Tu B’Av – Jewish traditional holiday – Day of Love
Dancing girls on Tu B’Av
|Official name||Hebrew: ט”ו באב
English: Fifteenth of Av
|Type||Jewish religious and cultural|
|Observances||Tachanun and similar prayers are omitted from daily prayers|
|Date||15th day of Av|
|2016 date||Sunset, August 18 – Nightfall, August 19|
|2017 date||Sunset, August 6 – Nightfall, August 7|
|2018 date||Sunset, July 26 – Nightfall, July 27|
|2019 date||Sunset, August 15 – Nightfall, August 16|
Tu B’Av (Hebrew: ט”ו באב, the fifteenth of the month Av) is a minor Jewish holiday. In modern-day Israel, it is celebrated as a holiday of love (Hebrew: חג האהבה, Hag HaAhava), similar to Valentine’s Day. It has been said to be a “great day for weddings“.
According to the Mishna, Tu B’Av was a joyous holiday in the days of the Temple in Jerusalem, marking the beginning of the grape harvest. Yom Kippur marked the end of the grape harvest. On both dates, the unmarried girls of Jerusalem dressed in white garments, and went out to dance in the vineyards (Babylonian Talmud, tractate Ta’anit 30b-31a). That same section in the Talmud states that there were no holy days as happy for the Jews as Tu B’Av and Yom Kippur. The holiday celebrated the wood-offering brought in the Temple (see Nehemiah 13:31).
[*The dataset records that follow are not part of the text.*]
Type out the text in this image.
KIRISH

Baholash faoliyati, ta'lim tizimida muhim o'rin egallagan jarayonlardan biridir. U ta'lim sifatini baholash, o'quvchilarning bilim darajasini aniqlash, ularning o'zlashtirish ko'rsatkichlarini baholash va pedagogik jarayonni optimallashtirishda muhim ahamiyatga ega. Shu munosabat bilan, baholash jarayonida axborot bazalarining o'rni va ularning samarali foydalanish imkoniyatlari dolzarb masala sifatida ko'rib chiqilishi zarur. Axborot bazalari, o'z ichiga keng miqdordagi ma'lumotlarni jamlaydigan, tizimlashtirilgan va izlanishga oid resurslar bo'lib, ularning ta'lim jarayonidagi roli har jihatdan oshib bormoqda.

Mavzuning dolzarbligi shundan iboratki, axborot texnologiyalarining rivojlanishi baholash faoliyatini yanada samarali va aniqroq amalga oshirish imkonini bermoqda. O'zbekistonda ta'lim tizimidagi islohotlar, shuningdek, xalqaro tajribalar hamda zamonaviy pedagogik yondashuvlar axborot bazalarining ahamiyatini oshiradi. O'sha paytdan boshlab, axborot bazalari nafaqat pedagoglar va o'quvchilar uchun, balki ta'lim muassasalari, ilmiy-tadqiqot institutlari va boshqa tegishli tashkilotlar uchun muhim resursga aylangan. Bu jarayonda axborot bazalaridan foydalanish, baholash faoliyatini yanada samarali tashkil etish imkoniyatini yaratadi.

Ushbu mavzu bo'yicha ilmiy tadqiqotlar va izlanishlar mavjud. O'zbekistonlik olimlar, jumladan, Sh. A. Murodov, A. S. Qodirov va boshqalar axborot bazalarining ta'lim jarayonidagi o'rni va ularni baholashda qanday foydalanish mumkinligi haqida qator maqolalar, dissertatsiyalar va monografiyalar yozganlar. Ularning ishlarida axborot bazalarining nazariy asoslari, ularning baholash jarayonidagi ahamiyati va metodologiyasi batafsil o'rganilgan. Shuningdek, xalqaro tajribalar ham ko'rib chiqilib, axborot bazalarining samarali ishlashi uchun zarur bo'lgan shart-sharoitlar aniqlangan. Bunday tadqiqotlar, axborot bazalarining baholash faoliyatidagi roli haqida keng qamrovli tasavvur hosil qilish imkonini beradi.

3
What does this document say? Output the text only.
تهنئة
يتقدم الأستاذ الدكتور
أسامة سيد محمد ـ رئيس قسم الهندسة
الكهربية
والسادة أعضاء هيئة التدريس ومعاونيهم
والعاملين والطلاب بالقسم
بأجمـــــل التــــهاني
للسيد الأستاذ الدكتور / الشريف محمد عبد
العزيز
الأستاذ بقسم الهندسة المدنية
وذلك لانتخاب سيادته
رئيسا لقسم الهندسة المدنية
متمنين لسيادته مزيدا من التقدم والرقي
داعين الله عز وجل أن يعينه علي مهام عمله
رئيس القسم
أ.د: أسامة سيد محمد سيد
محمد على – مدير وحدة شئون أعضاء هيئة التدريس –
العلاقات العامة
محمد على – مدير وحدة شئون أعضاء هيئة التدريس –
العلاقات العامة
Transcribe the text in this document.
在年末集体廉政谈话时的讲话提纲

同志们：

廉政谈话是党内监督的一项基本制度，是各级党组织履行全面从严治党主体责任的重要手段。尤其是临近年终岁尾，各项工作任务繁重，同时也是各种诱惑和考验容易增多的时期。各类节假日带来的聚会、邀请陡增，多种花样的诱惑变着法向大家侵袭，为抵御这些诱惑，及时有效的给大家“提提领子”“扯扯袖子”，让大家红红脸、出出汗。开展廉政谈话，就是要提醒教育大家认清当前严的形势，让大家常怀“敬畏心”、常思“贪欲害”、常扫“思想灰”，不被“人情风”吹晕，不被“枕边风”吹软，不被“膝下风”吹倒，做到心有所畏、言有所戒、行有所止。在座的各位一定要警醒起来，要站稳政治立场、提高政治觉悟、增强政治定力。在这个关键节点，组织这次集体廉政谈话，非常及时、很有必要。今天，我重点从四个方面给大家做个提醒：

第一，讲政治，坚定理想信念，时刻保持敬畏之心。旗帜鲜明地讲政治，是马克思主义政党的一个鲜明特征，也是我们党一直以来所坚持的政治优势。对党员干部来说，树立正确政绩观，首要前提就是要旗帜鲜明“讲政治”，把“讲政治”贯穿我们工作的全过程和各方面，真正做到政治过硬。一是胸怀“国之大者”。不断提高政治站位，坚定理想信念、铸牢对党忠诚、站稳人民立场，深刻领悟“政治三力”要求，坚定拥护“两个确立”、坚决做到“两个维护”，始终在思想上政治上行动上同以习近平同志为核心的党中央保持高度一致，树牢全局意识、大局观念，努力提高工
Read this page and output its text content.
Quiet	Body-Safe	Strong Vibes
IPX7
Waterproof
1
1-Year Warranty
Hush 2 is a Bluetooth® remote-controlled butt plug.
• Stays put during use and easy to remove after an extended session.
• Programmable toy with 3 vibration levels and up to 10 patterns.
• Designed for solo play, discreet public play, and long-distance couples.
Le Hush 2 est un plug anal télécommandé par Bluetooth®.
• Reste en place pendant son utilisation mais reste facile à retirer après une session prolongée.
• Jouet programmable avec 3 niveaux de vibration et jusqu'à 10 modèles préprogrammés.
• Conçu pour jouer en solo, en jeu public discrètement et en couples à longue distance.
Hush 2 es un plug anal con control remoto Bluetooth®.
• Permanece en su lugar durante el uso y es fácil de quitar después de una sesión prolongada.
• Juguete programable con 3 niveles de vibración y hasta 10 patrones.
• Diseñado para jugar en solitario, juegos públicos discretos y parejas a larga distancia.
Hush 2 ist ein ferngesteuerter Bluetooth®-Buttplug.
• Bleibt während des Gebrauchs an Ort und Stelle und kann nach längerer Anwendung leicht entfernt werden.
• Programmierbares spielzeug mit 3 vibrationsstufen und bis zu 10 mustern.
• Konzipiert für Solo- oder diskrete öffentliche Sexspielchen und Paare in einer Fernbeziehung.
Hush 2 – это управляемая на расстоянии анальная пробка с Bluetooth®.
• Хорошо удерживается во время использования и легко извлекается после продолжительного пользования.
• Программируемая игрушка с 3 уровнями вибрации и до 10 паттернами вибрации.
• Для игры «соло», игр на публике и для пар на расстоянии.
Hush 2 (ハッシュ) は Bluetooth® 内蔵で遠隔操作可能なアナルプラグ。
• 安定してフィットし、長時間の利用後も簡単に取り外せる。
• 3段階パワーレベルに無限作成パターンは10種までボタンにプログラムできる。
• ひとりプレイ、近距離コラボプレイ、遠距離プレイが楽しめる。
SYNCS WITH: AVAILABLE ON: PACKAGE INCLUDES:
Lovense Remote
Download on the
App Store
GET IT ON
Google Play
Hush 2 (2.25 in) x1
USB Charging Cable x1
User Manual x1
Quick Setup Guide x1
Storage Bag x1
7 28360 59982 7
Josephus refers to it as the Feast of Xylophory (“Wood-bearing”).
Various reasons for celebrating on Tu B’Av are cited by the Talmud and Talmudic commentators:
- While the Jews wandered in the desert for forty years, female orphans without brothers could only marry within their tribe, to prevent their father’s inherited land in the Land of Israel from passing on to other tribes. On the fifteenth of Av of the fortieth year, this ban was lifted. (See Daughters of Zelophehad.)
- That same year, the last of the generation of the sin of the spies, which had been forbidden to enter the Promised Land, found that they were not destined to die. For forty years, every Tisha B’av night, the Jews made graves for themselves in which they slept on Tisha B’Av; every year a proportion of them died. In the 40th year, the fifteen thousand who had remained from the first generation went to sleep in the graves and woke up the next day to their surprise. Thinking they made a mistake with the date, they did this until they reached Tu B’Av and saw a full moon. Only then did they know they were allowed to live.
- The Tribe of Benjamin was allowed to intermarry with the other tribes after the incident of the Concubine of Gibeah (see Judges chapters 19–21).
- Cutting of the wood for the main altar in the Temple was completed for the year.
- King Hoshea of the northern kingdom removed the sentries on the road leading to Jerusalem, allowing the ten tribes to once again have access to the Temple.
- The nights, traditionally the ideal time for Torah study, are lengthened again after the summer solstice, permitting more study.
- The Roman occupiers permitted burial of the victims of the massacre at Bethar during the Bar Kochba rebellion. Miraculously, the bodies had not decomposed, despite exposure to the elements for over a year.
Tu B’Av marks an informal “high” to counter the “low” of The Three Weeks leading up to Tisha B’Av. Tu B’Av does not have many established religious rituals associated with its celebration. However Tachanun is not said—either at mincha the day before or on the day itself—and a bride and groom traditionally do not fast if their wedding falls on Tu B’Av. 
In modern times, it has become a romantic Jewish holiday, often compared to Valentine’s Day, and has been said to be a “great day for weddings, commitment ceremonies, renewal of vows, or proposing”. Also, “It is a day for romance, explored through singing, dancing, giving flowers, and studying.”